Dai governi europei a grandi nomi dell’ ‘intellighentsia’ internazionale, la spinta per sottrarre all’esecuzione Sakineh Mohammadi Ashtiani, madre di due figli, cresce di giorno in giorno. Alla guida del movimento, c’è il presidente brasiliano Luiz Inacio Lula da Silva, uno dal cuore d’oro, che offre asilo a Sakineh, se gli iraniani la liberano, e non fa nulla per estradare in Italia Cesare Battisti, terrorista omicida.

Le autorità iraniane avvertono la pressione, non la gradiscono, ma non la ignorano: hanno già mostrato di essere attenti al clima internazionale, rinviando sine die, l’11 luglio, “per ragioni umanitarie”, l’imminente esecuzione. E martedì Teheran ha chiesto ai paesi occidentali di non interferire in una questione interna, ricordando che la vicenda è tuttora “all’esame” della giustizia, “molto meticolosa” quando c’è di mezzo un omicidio.
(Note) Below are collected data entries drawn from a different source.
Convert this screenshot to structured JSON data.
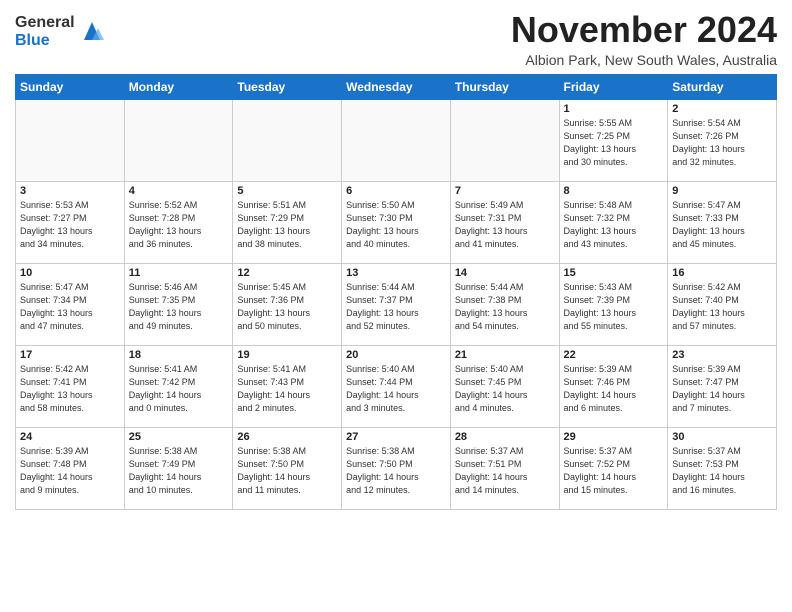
{
  "logo": {
    "general": "General",
    "blue": "Blue"
  },
  "header": {
    "month": "November 2024",
    "location": "Albion Park, New South Wales, Australia"
  },
  "weekdays": [
    "Sunday",
    "Monday",
    "Tuesday",
    "Wednesday",
    "Thursday",
    "Friday",
    "Saturday"
  ],
  "weeks": [
    [
      {
        "day": "",
        "info": "",
        "empty": true
      },
      {
        "day": "",
        "info": "",
        "empty": true
      },
      {
        "day": "",
        "info": "",
        "empty": true
      },
      {
        "day": "",
        "info": "",
        "empty": true
      },
      {
        "day": "",
        "info": "",
        "empty": true
      },
      {
        "day": "1",
        "info": "Sunrise: 5:55 AM\nSunset: 7:25 PM\nDaylight: 13 hours\nand 30 minutes."
      },
      {
        "day": "2",
        "info": "Sunrise: 5:54 AM\nSunset: 7:26 PM\nDaylight: 13 hours\nand 32 minutes."
      }
    ],
    [
      {
        "day": "3",
        "info": "Sunrise: 5:53 AM\nSunset: 7:27 PM\nDaylight: 13 hours\nand 34 minutes."
      },
      {
        "day": "4",
        "info": "Sunrise: 5:52 AM\nSunset: 7:28 PM\nDaylight: 13 hours\nand 36 minutes."
      },
      {
        "day": "5",
        "info": "Sunrise: 5:51 AM\nSunset: 7:29 PM\nDaylight: 13 hours\nand 38 minutes."
      },
      {
        "day": "6",
        "info": "Sunrise: 5:50 AM\nSunset: 7:30 PM\nDaylight: 13 hours\nand 40 minutes."
      },
      {
        "day": "7",
        "info": "Sunrise: 5:49 AM\nSunset: 7:31 PM\nDaylight: 13 hours\nand 41 minutes."
      },
      {
        "day": "8",
        "info": "Sunrise: 5:48 AM\nSunset: 7:32 PM\nDaylight: 13 hours\nand 43 minutes."
      },
      {
        "day": "9",
        "info": "Sunrise: 5:47 AM\nSunset: 7:33 PM\nDaylight: 13 hours\nand 45 minutes."
      }
    ],
    [
      {
        "day": "10",
        "info": "Sunrise: 5:47 AM\nSunset: 7:34 PM\nDaylight: 13 hours\nand 47 minutes."
      },
      {
        "day": "11",
        "info": "Sunrise: 5:46 AM\nSunset: 7:35 PM\nDaylight: 13 hours\nand 49 minutes."
      },
      {
        "day": "12",
        "info": "Sunrise: 5:45 AM\nSunset: 7:36 PM\nDaylight: 13 hours\nand 50 minutes."
      },
      {
        "day": "13",
        "info": "Sunrise: 5:44 AM\nSunset: 7:37 PM\nDaylight: 13 hours\nand 52 minutes."
      },
      {
        "day": "14",
        "info": "Sunrise: 5:44 AM\nSunset: 7:38 PM\nDaylight: 13 hours\nand 54 minutes."
      },
      {
        "day": "15",
        "info": "Sunrise: 5:43 AM\nSunset: 7:39 PM\nDaylight: 13 hours\nand 55 minutes."
      },
      {
        "day": "16",
        "info": "Sunrise: 5:42 AM\nSunset: 7:40 PM\nDaylight: 13 hours\nand 57 minutes."
      }
    ],
    [
      {
        "day": "17",
        "info": "Sunrise: 5:42 AM\nSunset: 7:41 PM\nDaylight: 13 hours\nand 58 minutes."
      },
      {
        "day": "18",
        "info": "Sunrise: 5:41 AM\nSunset: 7:42 PM\nDaylight: 14 hours\nand 0 minutes."
      },
      {
        "day": "19",
        "info": "Sunrise: 5:41 AM\nSunset: 7:43 PM\nDaylight: 14 hours\nand 2 minutes."
      },
      {
        "day": "20",
        "info": "Sunrise: 5:40 AM\nSunset: 7:44 PM\nDaylight: 14 hours\nand 3 minutes."
      },
      {
        "day": "21",
        "info": "Sunrise: 5:40 AM\nSunset: 7:45 PM\nDaylight: 14 hours\nand 4 minutes."
      },
      {
        "day": "22",
        "info": "Sunrise: 5:39 AM\nSunset: 7:46 PM\nDaylight: 14 hours\nand 6 minutes."
      },
      {
        "day": "23",
        "info": "Sunrise: 5:39 AM\nSunset: 7:47 PM\nDaylight: 14 hours\nand 7 minutes."
      }
    ],
    [
      {
        "day": "24",
        "info": "Sunrise: 5:39 AM\nSunset: 7:48 PM\nDaylight: 14 hours\nand 9 minutes."
      },
      {
        "day": "25",
        "info": "Sunrise: 5:38 AM\nSunset: 7:49 PM\nDaylight: 14 hours\nand 10 minutes."
      },
      {
        "day": "26",
        "info": "Sunrise: 5:38 AM\nSunset: 7:50 PM\nDaylight: 14 hours\nand 11 minutes."
      },
      {
        "day": "27",
        "info": "Sunrise: 5:38 AM\nSunset: 7:50 PM\nDaylight: 14 hours\nand 12 minutes."
      },
      {
        "day": "28",
        "info": "Sunrise: 5:37 AM\nSunset: 7:51 PM\nDaylight: 14 hours\nand 14 minutes."
      },
      {
        "day": "29",
        "info": "Sunrise: 5:37 AM\nSunset: 7:52 PM\nDaylight: 14 hours\nand 15 minutes."
      },
      {
        "day": "30",
        "info": "Sunrise: 5:37 AM\nSunset: 7:53 PM\nDaylight: 14 hours\nand 16 minutes."
      }
    ]
  ]
}
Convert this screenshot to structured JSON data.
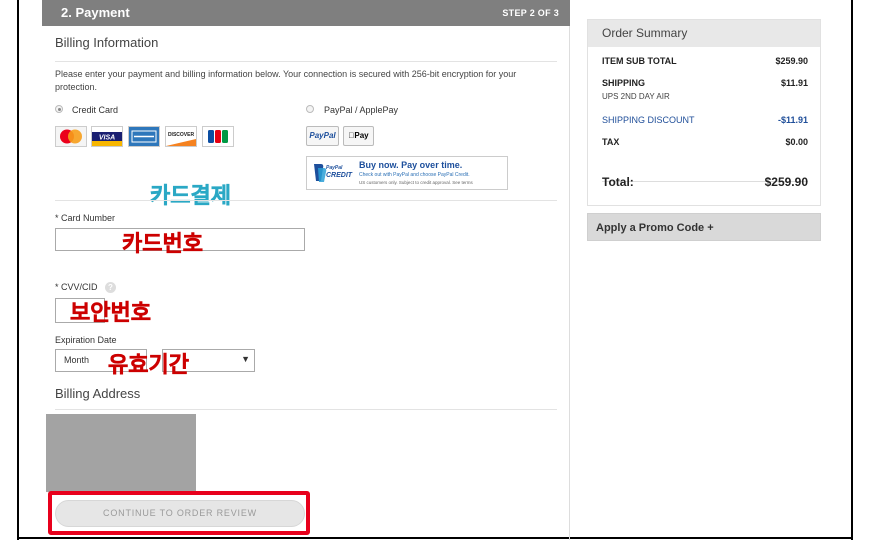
{
  "header": {
    "title": "2. Payment",
    "step": "STEP 2 OF 3"
  },
  "billing": {
    "title": "Billing Information",
    "intro": "Please enter your payment and billing information below. Your connection is secured with 256-bit encryption for your protection.",
    "credit_card_label": "Credit Card",
    "paypal_label": "PayPal / ApplePay",
    "paypal_button": "PayPal",
    "applepay_button": "Pay",
    "paypal_credit_logo": "PayPal CREDIT",
    "paypal_credit_headline": "Buy now. Pay over time.",
    "paypal_credit_sub": "Check out with PayPal and choose PayPal Credit.",
    "paypal_credit_fine": "US customers only. Subject to credit approval. See terms",
    "card_logos": [
      "MasterCard",
      "VISA",
      "AMERICAN EXPRESS",
      "DISCOVER",
      "JCB"
    ]
  },
  "fields": {
    "card_number_label": "* Card Number",
    "cvv_label": "* CVV/CID",
    "cvv_help": "?",
    "expiration_label": "Expiration Date",
    "month_value": "Month",
    "year_caret": "▼"
  },
  "billing_address": {
    "title": "Billing Address"
  },
  "continue_button": "CONTINUE TO ORDER REVIEW",
  "overlays": {
    "card_payment": "카드결제",
    "card_number": "카드번호",
    "security_code": "보안번호",
    "validity_period": "유효기간"
  },
  "order_summary": {
    "title": "Order Summary",
    "item_subtotal_label": "ITEM SUB TOTAL",
    "item_subtotal": "$259.90",
    "shipping_label": "SHIPPING",
    "shipping_method": "UPS 2ND DAY AIR",
    "shipping": "$11.91",
    "shipping_discount_label": "SHIPPING DISCOUNT",
    "shipping_discount": "-$11.91",
    "tax_label": "TAX",
    "tax": "$0.00",
    "total_label": "Total:",
    "total": "$259.90"
  },
  "promo": {
    "label": "Apply a Promo Code +"
  },
  "colors": {
    "header_gray": "#7f7f7f",
    "highlight_red": "#e8001c",
    "discount_blue": "#1f4e99",
    "annotation_red": "#cc0000",
    "annotation_teal": "#2aa8c5"
  }
}
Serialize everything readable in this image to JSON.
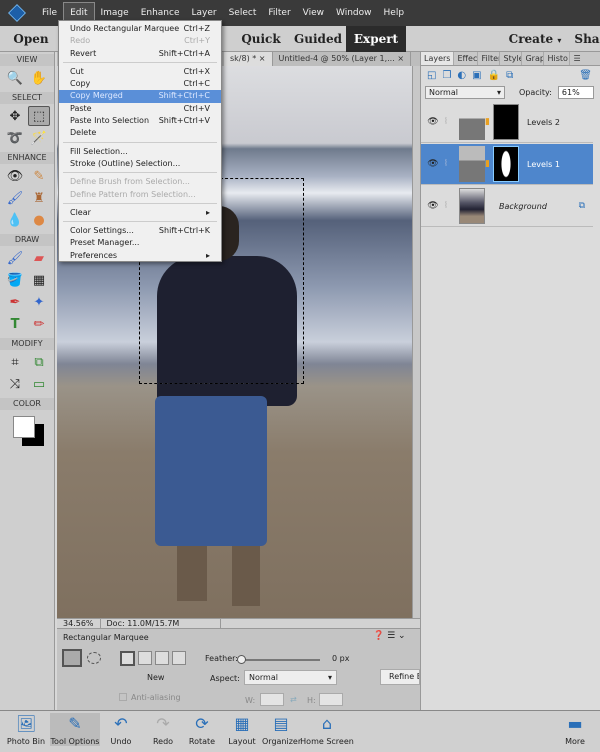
{
  "menubar": {
    "items": [
      "File",
      "Edit",
      "Image",
      "Enhance",
      "Layer",
      "Select",
      "Filter",
      "View",
      "Window",
      "Help"
    ]
  },
  "modebar": {
    "open": "Open",
    "quick": "Quick",
    "guided": "Guided",
    "expert": "Expert",
    "create": "Create",
    "share": "Sha"
  },
  "toolbox": {
    "sections": [
      "VIEW",
      "SELECT",
      "ENHANCE",
      "DRAW",
      "MODIFY",
      "COLOR"
    ]
  },
  "doc_tabs": [
    "sk/8) *",
    "Untitled-4 @ 50% (Layer 1,..."
  ],
  "status": {
    "zoom": "34.56%",
    "doc": "Doc: 11.0M/15.7M"
  },
  "tool_options": {
    "title": "Rectangular Marquee",
    "new_label": "New",
    "anti_aliasing": "Anti-aliasing",
    "feather_label": "Feather:",
    "feather_value": "0 px",
    "feather_fraction": 0,
    "aspect_label": "Aspect:",
    "aspect_value": "Normal",
    "w_label": "W:",
    "h_label": "H:",
    "refine": "Refine E"
  },
  "panel": {
    "tabs": [
      "Layers",
      "Effec",
      "Filter",
      "Style",
      "Grap",
      "Histo"
    ],
    "blend_mode": "Normal",
    "opacity_label": "Opacity:",
    "opacity": "61%",
    "layers": [
      {
        "name": "Levels 2"
      },
      {
        "name": "Levels 1"
      },
      {
        "name": "Background"
      }
    ]
  },
  "edit_menu": [
    {
      "label": "Undo Rectangular Marquee",
      "shortcut": "Ctrl+Z"
    },
    {
      "label": "Redo",
      "shortcut": "Ctrl+Y",
      "disabled": true
    },
    {
      "label": "Revert",
      "shortcut": "Shift+Ctrl+A"
    },
    {
      "label": "Cut",
      "shortcut": "Ctrl+X"
    },
    {
      "label": "Copy",
      "shortcut": "Ctrl+C"
    },
    {
      "label": "Copy Merged",
      "shortcut": "Shift+Ctrl+C",
      "highlighted": true
    },
    {
      "label": "Paste",
      "shortcut": "Ctrl+V"
    },
    {
      "label": "Paste Into Selection",
      "shortcut": "Shift+Ctrl+V"
    },
    {
      "label": "Delete",
      "shortcut": ""
    },
    {
      "label": "Fill Selection...",
      "shortcut": ""
    },
    {
      "label": "Stroke (Outline) Selection...",
      "shortcut": ""
    },
    {
      "label": "Define Brush from Selection...",
      "shortcut": "",
      "disabled": true
    },
    {
      "label": "Define Pattern from Selection...",
      "shortcut": "",
      "disabled": true
    },
    {
      "label": "Clear",
      "shortcut": "▸"
    },
    {
      "label": "Color Settings...",
      "shortcut": "Shift+Ctrl+K"
    },
    {
      "label": "Preset Manager...",
      "shortcut": ""
    },
    {
      "label": "Preferences",
      "shortcut": "▸"
    }
  ],
  "bottombar": [
    "Photo Bin",
    "Tool Options",
    "Undo",
    "Redo",
    "Rotate",
    "Layout",
    "Organizer",
    "Home Screen",
    "More"
  ]
}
L’11 agosto, Sakineh, il velo sul viso, è stata condotta a confessare sulla tv pubblica: suo marito è stato ucciso dal suo amante sotto i suoi occhi, ha detto. L’ipotesi è che la confessione sia stata estorta a botte e che possa servire a tramutare la pena dalla lapidazione all’impiccagione

La tesi iraniana è che le pressioni internazionali non sia dettate da ragioni umanitarie, ma politiche: c’entrerebbe l’ostilità ai programmi nucleari di Teheran, che i Grandi del Mondo temono miri a dotarsi dell’atomica. La proposta di Lula è stata respinta: “Se liberassimo gli omicidi, non ci sarebbe più sicurezza. Quando le autorità brasiliane avranno visionato il dossier, capiranno che tutto questo cancan è stato montato per nuocere ai rapporti tra i nostri due Paesi”, dopo che Brasile e Turchia hanno rotto l’isolamento diplomatico iraniano.

E il presidente Mahmud Ahmadinejad ha voluto dire la sua: “Non c’è nessun bisogno che creiamo un problema al presidente Lula: preferiamo esportare in Brasile tecnologia piuttosto che certi individui”. Invece, in Brasile la questione sta divenendo un tema della campagna presidenziale per il voto del 3 ottobre.

Numerosi Paesi europei e l’Ue stessa vagliano il da farsi, mentre 17 personalità internazionali hanno pubblicato un appello perché Sakineh abbia salva la vita: fra i promotori, il filosofo francese Bernard-Henry Lévy, gli scrittori Wole Sayinka, nigeriano, Premio Nobel, Milan Kundera, ceco, Jorge Semprun, spagnolo, il cantante e sostenitore di nobili cause Bob Geldorf, la Nobel per la Pace Jody Williams e le attrici Mia Farrow e Juliette Binoche.

Gli avvocati di Sakineh non credono alla confessione e s’attendono che la Corte Suprema iraniana faccia conoscere il suo verdetto definitivo nei prossimi giorni. L’organizzazione umanitaria Human Right Watch teme che la confessione serva solo a corroborare la condanna.

La vicenda giudiziaria non è, del resto, lineare. Per Amnesty International, Sakineh sarebbe stata inizialmente condannata solo per avere avuto una “relazione illegale” con due uomini dopo la morte del marito; l’accusa di complicità in omicidio sarebbe stata poi aggiunta per meglio giustificare la condanna capitale. Ma le autorità iraniane ricordano che la condanna capitale venne pronunciata già nel 2006, per adulterio e complicità in omicidio.